**Estimated Completion Time**

· 45-50 minutes

**Grade Level: 6**

· Math

**Learning Outcomes**

· Understanding the concept of a ratio and using ratio language to describe a ratio relationship between two quantities

· Understanding the concept of a unit rate a/b associated with a ratio a:b with b ‡ 0, and using rate language in the context of a ratio relationship

**LEGO® Education Materials**

· LEGO® Education Simple and Motorized Mechanisms Base Set

· Book III G2

** ****Vocabulary**

**Encourage the use of these words during the activity:**

· gear ratio

· gear tooth

· ratio

· revolution

** **

**Connect**

· Have students count the number of teeth on each gear. Choose two gears and ask about the ratio – 8-tooth and 40-tooth gear would be 8:40, but we reduce to lowest terms, which is 1:5. Have students explain why it is 1:5 using the terms tooth/teeth and ratio.

· Now, have students predict how many revolutions the 8-tooth gear will go when the 24-tooth or the 40-tooth gear is turned once.

** ****Construct**

· Using Book III G2 as a guide, construct the model using the 8-tooth and 24-tooth gears.

· Have students carefully turn the handle on the 24-tooth gear so that it makes one complete revolution. Count how many times the 8-tooth gear turns in a complete circle. Make sure students try this 4-5 times to be sure they get the same count. Have them put the data they obtain into the table.

· Change the gears so that the 40-tooth gear is used in place of the 24-tooth gear. The students will have to change the position of the axle that holds the gear. Have students carefully turn the handle on the 40-tooth gear so that it makes one complete revolution.

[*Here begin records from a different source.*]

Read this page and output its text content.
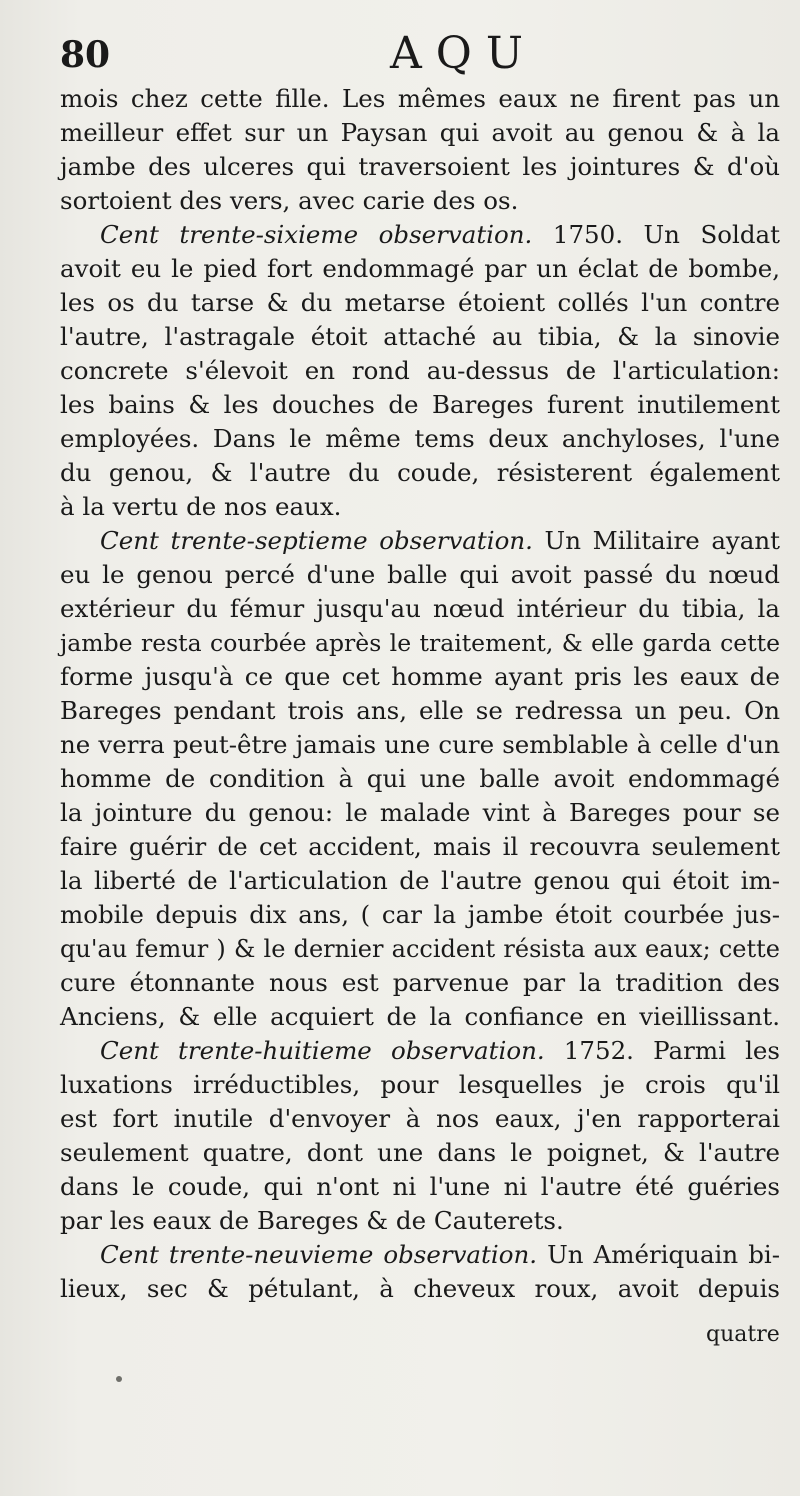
80	AQU
mois chez cette fille. Les mêmes eaux ne firent pas un
meilleur effet sur un Paysan qui avoit au genou & à la
jambe des ulceres qui traversoient les jointures & d'où
sortoient des vers, avec carie des os.
Cent trente-sixieme observation. 1750. Un Soldat
avoit eu le pied fort endommagé par un éclat de bombe,
les os du tarse & du metarse étoient collés l'un contre
l'autre, l'astragale étoit attaché au tibia, & la sinovie
concrete s'élevoit en rond au-dessus de l'articulation:
les bains & les douches de Bareges furent inutilement
employées. Dans le même tems deux anchyloses, l'une
du genou, & l'autre du coude, résisterent également
à la vertu de nos eaux.
Cent trente-septieme observation. Un Militaire ayant
eu le genou percé d'une balle qui avoit passé du nœud
extérieur du fémur jusqu'au nœud intérieur du tibia, la
jambe resta courbée après le traitement, & elle garda cette
forme jusqu'à ce que cet homme ayant pris les eaux de
Bareges pendant trois ans, elle se redressa un peu. On
ne verra peut-être jamais une cure semblable à celle d'un
homme de condition à qui une balle avoit endommagé
la jointure du genou: le malade vint à Bareges pour se
faire guérir de cet accident, mais il recouvra seulement
la liberté de l'articulation de l'autre genou qui étoit im-
mobile depuis dix ans, ( car la jambe étoit courbée jus-
qu'au femur ) & le dernier accident résista aux eaux; cette
cure étonnante nous est parvenue par la tradition des
Anciens, & elle acquiert de la confiance en vieillissant.
Cent trente-huitieme observation. 1752. Parmi les
luxations irréductibles, pour lesquelles je crois qu'il
est fort inutile d'envoyer à nos eaux, j'en rapporterai
seulement quatre, dont une dans le poignet, & l'autre
dans le coude, qui n'ont ni l'une ni l'autre été guéries
par les eaux de Bareges & de Cauterets.
Cent trente-neuvieme observation. Un Amériquain bi-
lieux, sec & pétulant, à cheveux roux, avoit depuis
quatre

· Count how many times the 8-tooth turns in a complete circle. Make sure students try this 4-5 times to be sure they get the same count. Have them put the data they obtain into the table.

** ****Contemplate**

· Have students complete the table. Discuss the ratios that were made. Ask students to describe the relationship between the number of teeth, using ratios.

· Ask students to describe the relationship between the revolutions using ratios and to describe the rate of motion. Is there a correlation that they can see between the two ratios?

**Continue**

· Ask students to determine – without trying the gears – the ratio of a 12-tooth gear to an 8-tooth gear. Then, ask them to predict how many complete rotations the 8-tooth gear will make when the 12-tooth gear makes two complete rotations. Ask students to check their predictions. Students will not be able to use the blue beam as a guide, so tell them they will have to create their own test.

** ****Guiding Questions**

· What is the relationship between the gear ratio and the revolution ratio?

· Will a ratio always be reducible to 1:X or X:1? Why or why not?

** ****Extension**

· Have students test the 40-tooth gear and the 24-tooth gear and create gear ratios and revolution ratios.

· Have students write a word problem that involves using the gear ratios.

· Talk about gearing up and gearing down and the relationships using gear ratios. Then, ask students what the driver and driven gears would be in a given situation. How can they determine if a gear ratio represents gearing up or gearing down?